After a while we thought we’d be off. When we told the sergeant that he said he had a couple of trucks in the back of the fort with machine guns mounted upon them and if we went off he would chase us and fire on us.
Doc Maclean and I went wandering about in innocent fashion and not only saw no sign of a machine gun but came to the conclusion that the dozen Persian soldiers that had come out to gawk at us as we were gawking at them comprised the total establishment of that lonely outpost. We also reckoned our party not only had an advantage in numbers over the garrison but we had twice their fire power.
Our caravan was just about to drive away when a man atop the battlements called out that the officer was returning. After several minutes we saw a small cloud of dust a few miles off and as the sergeant was getting pitifully worried and tearful by now we waited until his officer, with a couple more soldiers, finally drove up in an American army leftover jeep. This young officer also was at a loss as to what his duty was but at least he could read and he made a few notes from the letter and asked if we would stay to coffee. Then someone gave him a small souvenir and we took off westwards.
Not long afterwards the falcons caught half a dozen turkey-bustards and then we stopped in the middle of that featureless desert to have a rather elaborate lunch spread out on the ground between two of our vehicles. A very large blanket spread from roof top to roof top made a welcome shade. And as is usual, within a few minutes a small band of wandering Arabs seemed to magically rise up from a hole in the sand to share our luncheon party. Maybe it was a desert but not a deserted desert. All in all, it was a pleasant little outing.
I was still a little naive when, with the El Ghar undergoing some repairs for a couple of weeks, I took over another survey vessel, the Kamala, which was usually engaged on river work between Abadan and Basra. I was sounding cross sections of the river when the body of a young girl floated past the ship. The Kamala crew showed some animated interest for a few moments but were surprised, if not amazed, when I told the serang to stop and pick up the body. I suppose they wondered what I wanted it for. I told the serang we would take it to the police post a few miles upriver so they could look into the matter.
At the police post a couple of crew members placed the girl on the little wharf and had some words with the policemen who appeared. The police looked strangely puzzled, then amused, shrugged their shoulders and kept pointing at the river, obviously saying that my men should chuck it back in. When I leaned out from over the bridge and called to my crew to get back aboard the police desisted from this un-Sherlock Holmes attitude and seemed more positive in manner.
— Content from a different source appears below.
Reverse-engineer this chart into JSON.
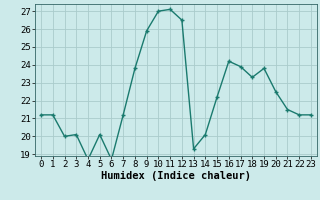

For the moment anyway. I suspect that soon after we disappeared up river that poor little body was tossed back in the water.
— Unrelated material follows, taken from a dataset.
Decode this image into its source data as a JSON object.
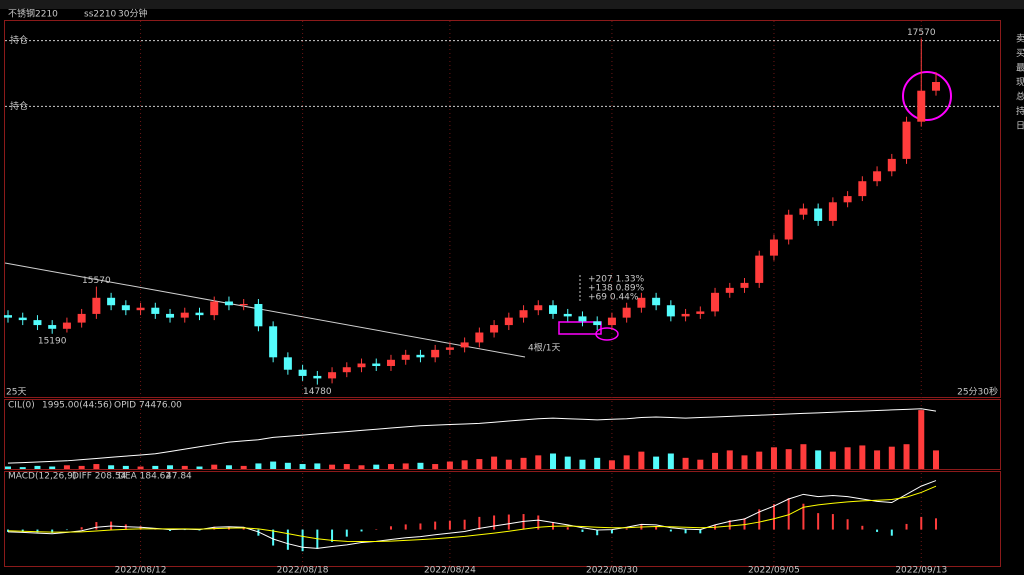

Every day and every night I was metaphorically and literally immersed in the tides. Apart from the constant soundings I took of the shipping channels and the whole surrounding area, I recorded the directions and speeds at differing depths of the tidal currents. Also I studied and made approximations with simple instruments of the amount of suspended silt being carried down the river and estuary. So the tides ruled my life. Especially my wake-up time. Because the global tidal wave is 50 minutes later each day the El Ghar would usually depart from Fao in cycles. One morning we would cast off at four o’clock, the next at five, then six and so on until about 10 o’clock when we would jump back to about four o’clock again. This enabled us to leave with the ebb, work most of the day on the flood and chase slack water up the river home to Fao. Then I would perhaps go to the office for an hour or plot my soundings on the bridge. But of course this routine was not routine. Weather, tankers aground, special assignments, religious observances, political disturbances, visiting VIPs and other odd visitors who wanted a trip down to salt water—all these would make my days varied and unpredictable.